ヴェインはまだ恋を知らない。ほっと胸を撫で下ろした。
「ヴェインが俺を好きなんて、皆知ってるだろ。俺も知ってる」
「そうじゃなくて! 俺の好きは尊敬とか、幼馴染み愛とか、友愛じゃないやつ!」
「え?」
それ以外の、好き?
これまでの長い付き合いで、いちばん赤い顔をしたヴェインに告げられる。
初めて見る顔で。
「ランちゃんに、ずっと恋してる!」
「ランちゃん、髪伸びたなあ」
微睡んでいると、優しい指先が俺の髪を梳いた。
先程まで熱を灯されていた身体が、与えられた感覚を快楽と捉えてしまう。
「ヴェイン……」
「あ、起こしちまった?」
「いや……」
懐かしい言葉を聞いたな。
ジークフリートさんを真似て、髪を伸ばしていた頃、同じ言葉を言われた。
「最近、忙しかったからな……、伸ばしてるわけじゃないよ」
色々と立て込んで、髪を切る時間も取れなかった。こうしてヴェインと過ごす時間も取れなくて、体温を感じたのは久し振りだ。髪を切るより、ヴェインと過ごす時間を優先したいのは当然だろう。

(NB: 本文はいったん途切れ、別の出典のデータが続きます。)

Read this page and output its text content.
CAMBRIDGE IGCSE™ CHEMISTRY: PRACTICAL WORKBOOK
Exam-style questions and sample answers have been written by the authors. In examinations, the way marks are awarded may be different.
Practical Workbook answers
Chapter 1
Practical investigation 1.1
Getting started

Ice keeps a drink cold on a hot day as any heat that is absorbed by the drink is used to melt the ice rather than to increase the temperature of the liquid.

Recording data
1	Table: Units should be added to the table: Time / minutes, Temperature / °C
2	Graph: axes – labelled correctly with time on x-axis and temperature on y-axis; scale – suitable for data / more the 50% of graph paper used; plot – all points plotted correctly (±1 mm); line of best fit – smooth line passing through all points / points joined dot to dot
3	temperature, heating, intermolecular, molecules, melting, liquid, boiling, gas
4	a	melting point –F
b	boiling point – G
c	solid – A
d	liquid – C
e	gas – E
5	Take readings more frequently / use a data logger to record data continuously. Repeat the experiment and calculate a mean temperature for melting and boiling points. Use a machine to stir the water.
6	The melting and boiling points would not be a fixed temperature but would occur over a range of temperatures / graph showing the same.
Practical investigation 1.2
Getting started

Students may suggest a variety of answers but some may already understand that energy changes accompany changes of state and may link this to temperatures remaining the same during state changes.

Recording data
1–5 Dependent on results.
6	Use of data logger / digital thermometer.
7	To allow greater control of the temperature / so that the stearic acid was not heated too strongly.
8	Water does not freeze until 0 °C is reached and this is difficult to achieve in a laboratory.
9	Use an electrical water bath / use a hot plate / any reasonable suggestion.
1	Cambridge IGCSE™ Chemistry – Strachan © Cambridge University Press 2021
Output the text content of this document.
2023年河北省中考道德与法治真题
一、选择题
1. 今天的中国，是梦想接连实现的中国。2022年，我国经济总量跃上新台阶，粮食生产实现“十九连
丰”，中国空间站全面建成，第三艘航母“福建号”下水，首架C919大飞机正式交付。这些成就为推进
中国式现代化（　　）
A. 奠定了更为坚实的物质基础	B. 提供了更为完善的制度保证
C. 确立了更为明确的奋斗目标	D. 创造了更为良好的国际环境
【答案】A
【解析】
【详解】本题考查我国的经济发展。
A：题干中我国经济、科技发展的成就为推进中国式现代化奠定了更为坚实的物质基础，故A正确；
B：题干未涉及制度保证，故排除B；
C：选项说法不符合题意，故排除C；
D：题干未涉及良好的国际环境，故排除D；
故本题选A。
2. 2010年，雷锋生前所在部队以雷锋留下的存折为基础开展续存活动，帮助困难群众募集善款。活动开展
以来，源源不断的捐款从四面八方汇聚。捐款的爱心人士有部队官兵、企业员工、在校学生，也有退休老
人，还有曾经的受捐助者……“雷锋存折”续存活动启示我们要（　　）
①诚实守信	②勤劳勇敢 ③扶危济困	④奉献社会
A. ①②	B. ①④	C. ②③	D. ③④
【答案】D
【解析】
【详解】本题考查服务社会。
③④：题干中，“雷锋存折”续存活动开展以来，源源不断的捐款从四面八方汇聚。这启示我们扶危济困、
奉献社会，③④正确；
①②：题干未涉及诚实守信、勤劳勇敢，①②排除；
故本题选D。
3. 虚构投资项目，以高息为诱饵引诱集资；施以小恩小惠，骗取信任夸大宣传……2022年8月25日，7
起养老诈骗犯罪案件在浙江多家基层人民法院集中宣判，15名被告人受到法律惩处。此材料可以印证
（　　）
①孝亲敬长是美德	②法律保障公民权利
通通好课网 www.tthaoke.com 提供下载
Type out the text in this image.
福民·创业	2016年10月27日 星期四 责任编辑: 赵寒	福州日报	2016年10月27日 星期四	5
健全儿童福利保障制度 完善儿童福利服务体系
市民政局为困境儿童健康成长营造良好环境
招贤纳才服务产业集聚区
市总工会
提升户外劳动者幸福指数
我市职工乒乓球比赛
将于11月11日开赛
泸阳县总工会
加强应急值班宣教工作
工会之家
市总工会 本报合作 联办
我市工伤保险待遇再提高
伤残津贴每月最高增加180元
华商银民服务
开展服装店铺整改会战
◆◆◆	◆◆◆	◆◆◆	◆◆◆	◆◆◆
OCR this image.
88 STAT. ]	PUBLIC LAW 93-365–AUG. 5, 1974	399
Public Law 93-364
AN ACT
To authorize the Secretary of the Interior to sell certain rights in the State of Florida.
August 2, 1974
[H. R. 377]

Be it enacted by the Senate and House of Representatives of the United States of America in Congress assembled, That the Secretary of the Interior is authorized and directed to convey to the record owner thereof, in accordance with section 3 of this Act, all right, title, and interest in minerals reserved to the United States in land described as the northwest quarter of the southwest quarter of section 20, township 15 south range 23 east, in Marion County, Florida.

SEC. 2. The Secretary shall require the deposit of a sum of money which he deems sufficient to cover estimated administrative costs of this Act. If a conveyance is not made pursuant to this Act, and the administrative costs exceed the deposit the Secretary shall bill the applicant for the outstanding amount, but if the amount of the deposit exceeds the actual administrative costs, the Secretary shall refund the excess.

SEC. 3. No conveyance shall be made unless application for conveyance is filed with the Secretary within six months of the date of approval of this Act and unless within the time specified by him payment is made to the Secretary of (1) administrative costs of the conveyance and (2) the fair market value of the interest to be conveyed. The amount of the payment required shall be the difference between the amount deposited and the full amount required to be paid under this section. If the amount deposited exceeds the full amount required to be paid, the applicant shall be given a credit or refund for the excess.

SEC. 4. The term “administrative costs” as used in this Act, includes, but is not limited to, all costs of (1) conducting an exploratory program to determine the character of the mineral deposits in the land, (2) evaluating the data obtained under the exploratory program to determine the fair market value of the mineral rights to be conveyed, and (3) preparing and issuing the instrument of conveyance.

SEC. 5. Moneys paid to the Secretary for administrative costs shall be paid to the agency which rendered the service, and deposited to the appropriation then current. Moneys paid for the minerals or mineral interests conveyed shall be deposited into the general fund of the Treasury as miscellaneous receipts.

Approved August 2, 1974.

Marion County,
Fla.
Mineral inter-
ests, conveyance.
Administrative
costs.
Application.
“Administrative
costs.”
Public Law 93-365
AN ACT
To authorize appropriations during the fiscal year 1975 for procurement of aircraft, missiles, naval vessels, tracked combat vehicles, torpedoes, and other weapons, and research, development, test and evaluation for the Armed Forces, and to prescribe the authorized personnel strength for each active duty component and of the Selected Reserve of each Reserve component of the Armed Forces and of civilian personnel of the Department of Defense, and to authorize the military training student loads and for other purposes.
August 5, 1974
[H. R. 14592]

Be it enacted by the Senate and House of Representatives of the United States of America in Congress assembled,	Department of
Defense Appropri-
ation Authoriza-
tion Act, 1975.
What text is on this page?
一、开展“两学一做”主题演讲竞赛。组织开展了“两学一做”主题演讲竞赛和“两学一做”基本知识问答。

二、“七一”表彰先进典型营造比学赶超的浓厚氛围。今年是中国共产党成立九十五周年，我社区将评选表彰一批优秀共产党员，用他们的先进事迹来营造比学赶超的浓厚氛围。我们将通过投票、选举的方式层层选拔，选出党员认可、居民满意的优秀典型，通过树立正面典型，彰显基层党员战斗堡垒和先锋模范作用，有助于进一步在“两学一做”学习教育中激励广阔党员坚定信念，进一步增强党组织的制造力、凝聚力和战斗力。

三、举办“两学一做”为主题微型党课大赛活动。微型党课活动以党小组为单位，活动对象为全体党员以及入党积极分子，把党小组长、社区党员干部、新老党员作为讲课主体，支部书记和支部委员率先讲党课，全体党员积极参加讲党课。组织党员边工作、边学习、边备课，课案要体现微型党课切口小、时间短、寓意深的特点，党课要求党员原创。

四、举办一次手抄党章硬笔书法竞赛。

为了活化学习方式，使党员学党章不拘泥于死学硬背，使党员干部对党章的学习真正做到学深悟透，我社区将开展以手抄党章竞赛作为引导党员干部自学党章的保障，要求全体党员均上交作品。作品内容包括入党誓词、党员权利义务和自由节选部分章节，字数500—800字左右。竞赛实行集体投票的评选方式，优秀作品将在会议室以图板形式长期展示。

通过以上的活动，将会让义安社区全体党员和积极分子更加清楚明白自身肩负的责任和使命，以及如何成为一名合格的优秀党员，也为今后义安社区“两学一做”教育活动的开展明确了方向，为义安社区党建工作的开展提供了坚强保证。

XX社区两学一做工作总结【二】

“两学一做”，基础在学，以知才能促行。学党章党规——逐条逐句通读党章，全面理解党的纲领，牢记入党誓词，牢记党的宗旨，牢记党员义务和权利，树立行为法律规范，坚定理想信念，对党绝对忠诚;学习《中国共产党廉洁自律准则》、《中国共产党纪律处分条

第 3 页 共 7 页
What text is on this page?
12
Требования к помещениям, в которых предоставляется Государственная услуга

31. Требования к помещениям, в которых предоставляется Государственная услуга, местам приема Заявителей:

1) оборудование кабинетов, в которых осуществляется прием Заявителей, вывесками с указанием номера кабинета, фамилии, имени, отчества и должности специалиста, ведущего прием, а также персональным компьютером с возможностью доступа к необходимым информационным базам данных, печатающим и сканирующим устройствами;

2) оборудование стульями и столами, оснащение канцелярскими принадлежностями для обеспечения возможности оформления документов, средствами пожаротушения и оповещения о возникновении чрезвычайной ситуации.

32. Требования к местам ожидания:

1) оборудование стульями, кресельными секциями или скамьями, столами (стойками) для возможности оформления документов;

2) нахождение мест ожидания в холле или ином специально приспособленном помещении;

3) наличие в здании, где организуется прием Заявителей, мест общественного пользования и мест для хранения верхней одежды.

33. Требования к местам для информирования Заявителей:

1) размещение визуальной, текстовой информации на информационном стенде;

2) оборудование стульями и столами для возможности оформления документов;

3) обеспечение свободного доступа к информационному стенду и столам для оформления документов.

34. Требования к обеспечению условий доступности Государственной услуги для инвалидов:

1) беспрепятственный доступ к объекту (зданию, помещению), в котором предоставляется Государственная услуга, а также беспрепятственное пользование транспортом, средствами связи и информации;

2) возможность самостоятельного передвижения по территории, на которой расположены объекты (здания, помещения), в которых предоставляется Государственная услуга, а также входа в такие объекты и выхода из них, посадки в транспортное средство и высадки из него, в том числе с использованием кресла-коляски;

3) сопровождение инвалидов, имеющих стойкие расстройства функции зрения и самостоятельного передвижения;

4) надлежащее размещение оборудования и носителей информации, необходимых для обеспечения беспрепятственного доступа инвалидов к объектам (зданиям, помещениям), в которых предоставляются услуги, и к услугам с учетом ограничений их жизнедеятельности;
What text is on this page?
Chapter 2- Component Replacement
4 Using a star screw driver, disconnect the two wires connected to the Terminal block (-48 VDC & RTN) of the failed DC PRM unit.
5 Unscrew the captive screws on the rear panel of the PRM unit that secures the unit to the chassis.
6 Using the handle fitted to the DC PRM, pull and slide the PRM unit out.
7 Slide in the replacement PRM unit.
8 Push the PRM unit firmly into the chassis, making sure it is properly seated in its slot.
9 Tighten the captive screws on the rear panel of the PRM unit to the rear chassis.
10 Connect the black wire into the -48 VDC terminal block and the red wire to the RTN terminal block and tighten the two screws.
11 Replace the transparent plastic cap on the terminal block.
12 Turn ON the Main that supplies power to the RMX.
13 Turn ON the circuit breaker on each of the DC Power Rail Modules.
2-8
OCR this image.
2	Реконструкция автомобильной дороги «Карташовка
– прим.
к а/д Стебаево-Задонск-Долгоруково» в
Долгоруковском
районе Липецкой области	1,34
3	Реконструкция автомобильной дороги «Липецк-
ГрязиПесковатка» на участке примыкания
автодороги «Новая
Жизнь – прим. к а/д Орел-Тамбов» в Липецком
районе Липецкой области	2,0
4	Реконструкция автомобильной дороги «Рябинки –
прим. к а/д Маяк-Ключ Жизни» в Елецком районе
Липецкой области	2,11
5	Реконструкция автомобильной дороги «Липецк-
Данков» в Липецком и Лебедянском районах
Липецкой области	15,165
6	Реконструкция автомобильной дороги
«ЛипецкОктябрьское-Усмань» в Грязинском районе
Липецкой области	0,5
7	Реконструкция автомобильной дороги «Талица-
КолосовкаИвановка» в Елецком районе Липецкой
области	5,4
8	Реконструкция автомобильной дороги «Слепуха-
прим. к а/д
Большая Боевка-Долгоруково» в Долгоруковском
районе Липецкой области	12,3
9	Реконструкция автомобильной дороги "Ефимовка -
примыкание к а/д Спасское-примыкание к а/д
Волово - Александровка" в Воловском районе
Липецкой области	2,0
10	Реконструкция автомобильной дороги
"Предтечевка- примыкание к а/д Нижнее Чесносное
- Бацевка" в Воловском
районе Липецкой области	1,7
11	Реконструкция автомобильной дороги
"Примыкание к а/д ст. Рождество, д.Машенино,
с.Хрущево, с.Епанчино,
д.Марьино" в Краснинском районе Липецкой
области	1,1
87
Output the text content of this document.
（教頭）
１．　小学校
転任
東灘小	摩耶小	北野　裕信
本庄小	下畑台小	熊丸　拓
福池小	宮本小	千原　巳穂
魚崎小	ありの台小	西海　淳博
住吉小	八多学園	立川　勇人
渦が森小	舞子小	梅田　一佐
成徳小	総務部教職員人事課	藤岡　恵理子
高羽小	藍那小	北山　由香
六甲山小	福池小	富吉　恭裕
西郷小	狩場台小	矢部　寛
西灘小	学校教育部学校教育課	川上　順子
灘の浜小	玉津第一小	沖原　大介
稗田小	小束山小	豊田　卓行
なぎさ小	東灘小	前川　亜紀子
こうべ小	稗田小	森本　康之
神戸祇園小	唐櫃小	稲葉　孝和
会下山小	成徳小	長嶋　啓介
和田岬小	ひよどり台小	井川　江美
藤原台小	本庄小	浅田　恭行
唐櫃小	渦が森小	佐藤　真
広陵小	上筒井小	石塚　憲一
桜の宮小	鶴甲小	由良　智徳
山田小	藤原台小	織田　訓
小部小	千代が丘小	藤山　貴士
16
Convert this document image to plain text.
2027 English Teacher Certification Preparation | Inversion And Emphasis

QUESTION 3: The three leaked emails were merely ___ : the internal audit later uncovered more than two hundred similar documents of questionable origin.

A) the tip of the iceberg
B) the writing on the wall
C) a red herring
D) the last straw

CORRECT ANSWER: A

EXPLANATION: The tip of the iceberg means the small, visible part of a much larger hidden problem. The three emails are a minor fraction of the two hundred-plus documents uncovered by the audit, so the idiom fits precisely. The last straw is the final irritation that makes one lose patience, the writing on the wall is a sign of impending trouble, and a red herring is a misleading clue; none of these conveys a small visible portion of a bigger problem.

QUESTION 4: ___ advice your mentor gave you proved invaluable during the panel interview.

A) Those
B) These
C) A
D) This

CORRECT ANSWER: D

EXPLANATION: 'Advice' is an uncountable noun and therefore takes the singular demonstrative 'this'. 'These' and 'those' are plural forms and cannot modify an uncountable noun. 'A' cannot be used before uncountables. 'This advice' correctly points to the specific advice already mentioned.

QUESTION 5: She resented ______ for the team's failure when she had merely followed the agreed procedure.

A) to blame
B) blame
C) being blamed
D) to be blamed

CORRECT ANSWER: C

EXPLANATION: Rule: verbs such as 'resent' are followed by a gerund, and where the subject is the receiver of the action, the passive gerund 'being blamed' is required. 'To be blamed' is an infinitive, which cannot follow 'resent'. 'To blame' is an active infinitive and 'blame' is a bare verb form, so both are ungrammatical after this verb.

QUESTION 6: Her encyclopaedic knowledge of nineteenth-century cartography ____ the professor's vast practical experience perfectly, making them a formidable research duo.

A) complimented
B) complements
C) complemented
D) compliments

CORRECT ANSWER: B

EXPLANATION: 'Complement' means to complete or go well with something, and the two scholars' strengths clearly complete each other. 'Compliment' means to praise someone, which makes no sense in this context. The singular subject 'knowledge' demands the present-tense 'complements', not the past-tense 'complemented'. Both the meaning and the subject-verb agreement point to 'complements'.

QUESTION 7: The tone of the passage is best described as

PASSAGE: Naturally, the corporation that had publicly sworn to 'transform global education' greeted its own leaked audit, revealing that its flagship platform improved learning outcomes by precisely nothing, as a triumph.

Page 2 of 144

もっと感じたくて、ヴェインの胸に擦り寄る。しっとりと、まだ熱を孕んでいる肌。
「わはは、ランちゃん、甘えたさんだ〜」
「昔から……、俺はヴェインに甘えてるだろ」
「そうかも〜?」
あの頃、ヴェインに触れて欲しくて髪の手入れをしてもらっていたなんて、恥ずかしくて言えないけど……。
まあ、今のヴェインにはお見通しだろう。
「ふふっ、でも久々に伸ばすのもありか? 少しは風格が出たりしないかな?」
「えー! ランちゃんは少し短めがいいと思う!」
やけにきっぱりと言う。そういえば「似合ってない」って、昔も言われてたか。
ヴェインが短い方がいいと言うなら、伸ばす理由もないけどな。
おっと、少しでもヴェイン好みでいたいなんて、恋する乙女か、俺は。
だがヴェインに好かれる要素なら、多いに越したことはない。
「うーん、でも今なら……、いやいや」
ブツブツ呟きながら、ヴェインの硬い手のひらが俺の頬を撫で、そのまま髪に触れる。地肌を撫でる指先に、眠気が消え去った。
「ヴェイン……?」
「ランちゃんは髪が長いと美少女になっちまうから、俺、ホントに心配で」
「ん?」
なんか今、聞き捨てならない言葉が聞こえなかったか?
「ヴェイン?」
「……うん、ランちゃんは短めの髪がカッコいいぜ!」
髪を耳の下でまとめて納得している。
「お前、本当にそう思ってるのか?」
「わははっ! 思ってるってえ! ランちゃんは最高にカッコいい男だぜ!」
そう思ってくれるなら、俺の努力も報われる。
「それから」と、低い声が耳元で響いた。
「ランスロットは最高にかわいい、俺の最高の恋人」
同じセリフを返したかったけど、口を開いたと同時に唇で塞がれて、飲み込まれていった。